六代目棟梁としての責任。日本人としての想い。

はすみ工務店の創業は明治。これまで日本の伝統建築を継承し続け、私の代で六代目になります。
ただ最近では、私たちのような伝統建築の担い手は非常に少なくなりました。

「寡黙だけど、ものづくりにかける想いは本気です。」

家というのは単なる箱ではありません。家族が和気あいあいと過ごし、その空間を通して心豊かな生活を送る。人の成長と同じように、家も時の経過と共に成長し、私たちに様々な表情を見せてくれます。そんな風に「家と共に歳をとる」ことができたら、とても素敵なことだと心から思います。

移り行く時代の中、ひた向きに伝統をつむいできた、はすみ工務店の六代目としての責任。そして先人たちが築き、脈々と受け継がれきた文化や歴史を、私は一人の日本人として、決して絶えさせるわけにはいかないのです。

「伝統をつむぐ家づくりで豊かな暮らしを届けたい。」
これが、私が大工として生きる原動力であり、”ものづくり”に込めた願いそのものです。

関東平野の美しい田園風景が広がる、埼玉県菖蒲町(現:久喜市)。その地で生まれ育った私は、昔から”ものづくり”が大好きでした。やはり一番の影響は、大工だった祖父の存在。幼い頃から木材が身近にあったり、建築現場を訪れる機会も多かったため、物心がつく頃には、”ものづくり”への関心が高く、自分の手で何かをつくることが楽しくてなりませんでした。きっとその頃の体験が、今に深く通じているのだと思います。

「本当に好きだから、楽しいんです。」

建築の勉強に励んでいた大学生の頃、業界の実態を知るにつれ、多くの矛盾と疑問がわき上がってきました。

「なぜ、日本の住宅の寿命は短いのか。使われている材料の質が低下しているのではないか。なぜ、外国産の木材は溢れているのに国産材はほとんど使われていないのか。なぜ、職人は生き生きと仕事ができなくなってしまったのか。」

建主さんにとって家とは、生活の基盤となる場所で、金額も大きく、それだけ思い入れも強いものだと思います。だからこそ、家づくりの在り方を考え、職人が生き生きとしながら、もっと良い家づくりをする方法があるはず。

「人の心を忘れたら、いい家づくりはできません。」

もっと広い世界をこの目で見たい。肌で感じたい。

そこで一つ行き着いたのが、職人の丁寧な手仕事、材料への徹底したこだわり、そして設計段階から建主さんと深く関わることで、人の心を感じられる家づくりをするということでした。
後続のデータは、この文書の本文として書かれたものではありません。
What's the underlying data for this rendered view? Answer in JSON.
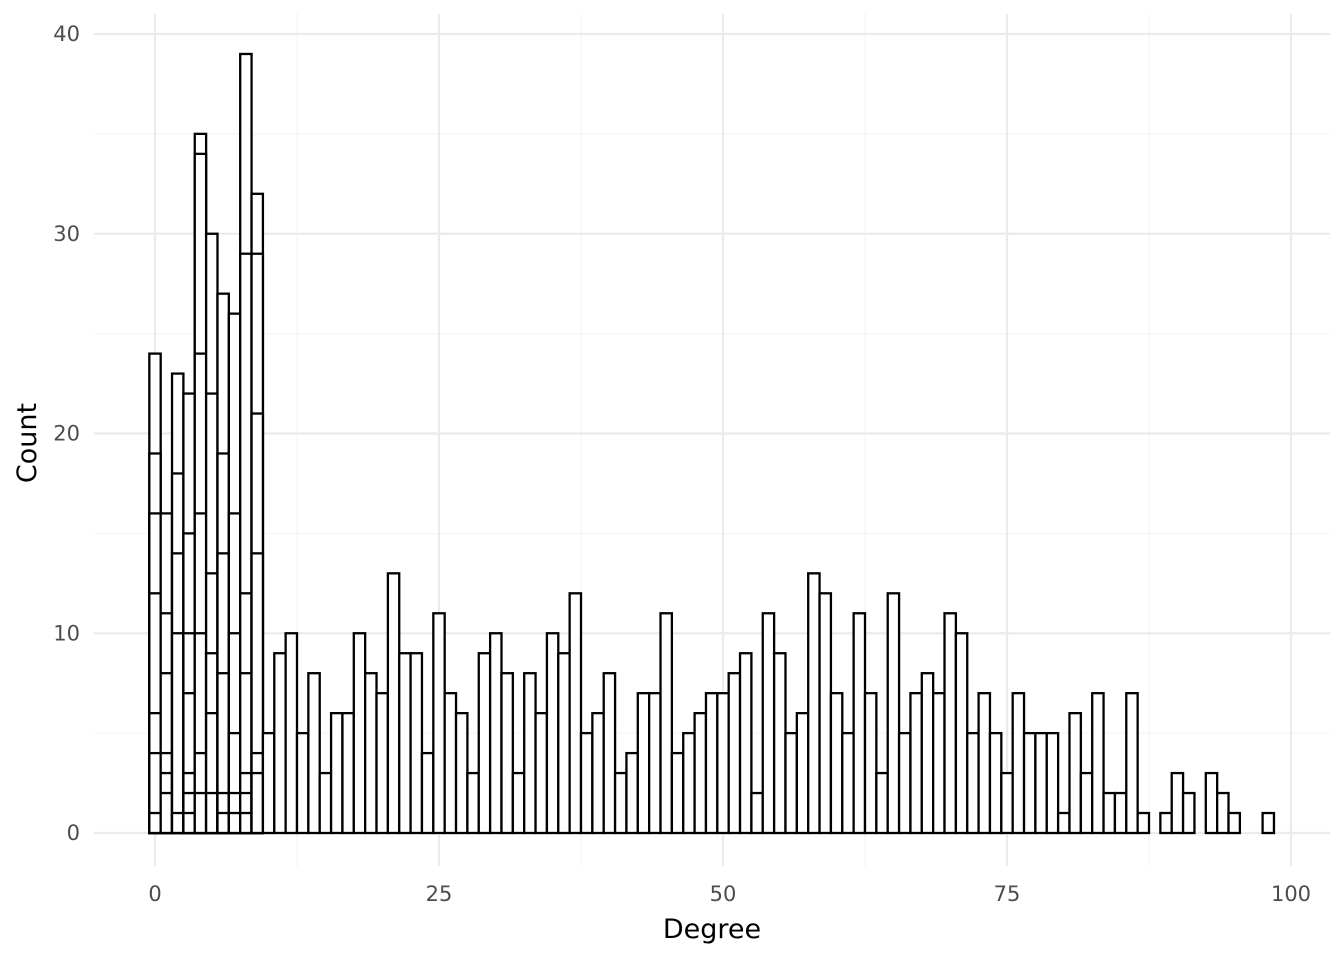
{
  "chart_data": {
    "type": "bar",
    "title": "",
    "xlabel": "Degree",
    "ylabel": "Count",
    "xlim": [
      -1,
      100.5
    ],
    "ylim": [
      0,
      40.6
    ],
    "x_ticks": [
      0,
      25,
      50,
      75,
      100
    ],
    "y_ticks": [
      0,
      10,
      20,
      30,
      40
    ],
    "grid": true,
    "bin_width": 1,
    "stacked_bins": [
      {
        "x": 0,
        "segments": [
          1,
          4,
          6,
          12,
          16,
          19,
          24
        ]
      },
      {
        "x": 1,
        "segments": [
          2,
          3,
          4,
          8,
          11,
          16
        ]
      },
      {
        "x": 2,
        "segments": [
          1,
          10,
          14,
          18,
          23
        ]
      },
      {
        "x": 3,
        "segments": [
          1,
          2,
          3,
          7,
          10,
          15,
          22
        ]
      },
      {
        "x": 4,
        "segments": [
          2,
          4,
          10,
          16,
          24,
          34,
          35
        ]
      },
      {
        "x": 5,
        "segments": [
          2,
          6,
          9,
          13,
          22,
          30
        ]
      },
      {
        "x": 6,
        "segments": [
          1,
          2,
          8,
          14,
          19,
          27
        ]
      },
      {
        "x": 7,
        "segments": [
          1,
          2,
          5,
          10,
          16,
          26
        ]
      },
      {
        "x": 8,
        "segments": [
          1,
          2,
          3,
          8,
          12,
          29,
          39
        ]
      },
      {
        "x": 9,
        "segments": [
          3,
          4,
          14,
          21,
          29,
          32
        ]
      }
    ],
    "bins": [
      {
        "x": 10,
        "count": 5
      },
      {
        "x": 11,
        "count": 9
      },
      {
        "x": 12,
        "count": 10
      },
      {
        "x": 13,
        "count": 5
      },
      {
        "x": 14,
        "count": 8
      },
      {
        "x": 15,
        "count": 3
      },
      {
        "x": 16,
        "count": 6
      },
      {
        "x": 17,
        "count": 6
      },
      {
        "x": 18,
        "count": 10
      },
      {
        "x": 19,
        "count": 8
      },
      {
        "x": 20,
        "count": 7
      },
      {
        "x": 21,
        "count": 13
      },
      {
        "x": 22,
        "count": 9
      },
      {
        "x": 23,
        "count": 9
      },
      {
        "x": 24,
        "count": 4
      },
      {
        "x": 25,
        "count": 11
      },
      {
        "x": 26,
        "count": 7
      },
      {
        "x": 27,
        "count": 6
      },
      {
        "x": 28,
        "count": 3
      },
      {
        "x": 29,
        "count": 9
      },
      {
        "x": 30,
        "count": 10
      },
      {
        "x": 31,
        "count": 8
      },
      {
        "x": 32,
        "count": 3
      },
      {
        "x": 33,
        "count": 8
      },
      {
        "x": 34,
        "count": 6
      },
      {
        "x": 35,
        "count": 10
      },
      {
        "x": 36,
        "count": 9
      },
      {
        "x": 37,
        "count": 12
      },
      {
        "x": 38,
        "count": 5
      },
      {
        "x": 39,
        "count": 6
      },
      {
        "x": 40,
        "count": 8
      },
      {
        "x": 41,
        "count": 3
      },
      {
        "x": 42,
        "count": 4
      },
      {
        "x": 43,
        "count": 7
      },
      {
        "x": 44,
        "count": 7
      },
      {
        "x": 45,
        "count": 11
      },
      {
        "x": 46,
        "count": 4
      },
      {
        "x": 47,
        "count": 5
      },
      {
        "x": 48,
        "count": 6
      },
      {
        "x": 49,
        "count": 7
      },
      {
        "x": 50,
        "count": 7
      },
      {
        "x": 51,
        "count": 8
      },
      {
        "x": 52,
        "count": 9
      },
      {
        "x": 53,
        "count": 2
      },
      {
        "x": 54,
        "count": 11
      },
      {
        "x": 55,
        "count": 9
      },
      {
        "x": 56,
        "count": 5
      },
      {
        "x": 57,
        "count": 6
      },
      {
        "x": 58,
        "count": 13
      },
      {
        "x": 59,
        "count": 12
      },
      {
        "x": 60,
        "count": 7
      },
      {
        "x": 61,
        "count": 5
      },
      {
        "x": 62,
        "count": 11
      },
      {
        "x": 63,
        "count": 7
      },
      {
        "x": 64,
        "count": 3
      },
      {
        "x": 65,
        "count": 12
      },
      {
        "x": 66,
        "count": 5
      },
      {
        "x": 67,
        "count": 7
      },
      {
        "x": 68,
        "count": 8
      },
      {
        "x": 69,
        "count": 7
      },
      {
        "x": 70,
        "count": 11
      },
      {
        "x": 71,
        "count": 10
      },
      {
        "x": 72,
        "count": 5
      },
      {
        "x": 73,
        "count": 7
      },
      {
        "x": 74,
        "count": 5
      },
      {
        "x": 75,
        "count": 3
      },
      {
        "x": 76,
        "count": 7
      },
      {
        "x": 77,
        "count": 5
      },
      {
        "x": 78,
        "count": 5
      },
      {
        "x": 79,
        "count": 5
      },
      {
        "x": 80,
        "count": 1
      },
      {
        "x": 81,
        "count": 6
      },
      {
        "x": 82,
        "count": 3
      },
      {
        "x": 83,
        "count": 7
      },
      {
        "x": 84,
        "count": 2
      },
      {
        "x": 85,
        "count": 2
      },
      {
        "x": 86,
        "count": 7
      },
      {
        "x": 87,
        "count": 1
      },
      {
        "x": 89,
        "count": 1
      },
      {
        "x": 90,
        "count": 3
      },
      {
        "x": 91,
        "count": 2
      },
      {
        "x": 93,
        "count": 3
      },
      {
        "x": 94,
        "count": 2
      },
      {
        "x": 95,
        "count": 1
      },
      {
        "x": 98,
        "count": 1
      }
    ]
  }
}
ちょうど大学のインターンシップの時期だったため、すぐさまそんな家づくりを経験できる工務店がないかを探し、ある日本の伝統的な家づくりをしている工務店に至りました。

そこで実際に伝統的な技術や職人、本物の素材に触れ、木を扱うことの面白さや先人の知恵の奥深さ、職人や建主さんとの深いつながりなど、仕事をしながら日本建築の魅力を体感することができたのです。「自分もこの道を進んで行こう。」そう、心に決めた瞬間でした。

ものづくりで本当に大切なことは、いつの時代も”人の心”だと思います。機械化や合理化などが進む現代だからこそ、人の心を感じられる、温もりある家づくりを私は目指しています。

「日本人だから、日本の材料で、日本の伝統技術で、日本の家をつくりたい。」日本人が古くから持つ、自然との調和、人との調和を大切にする和の精神は、本当に素晴らしく、日本人が世界に向けて誇れるものです。また、その中で育まれてきた日本の建築は独自の発展を遂げ、奥深く、とても魅力があります。私も日本人として、和の精神と和の建築を大切にしていきたいです。
自然の材料と、それを活かす知恵と技能で家づくりをすることには、とても深い意味があると信じています。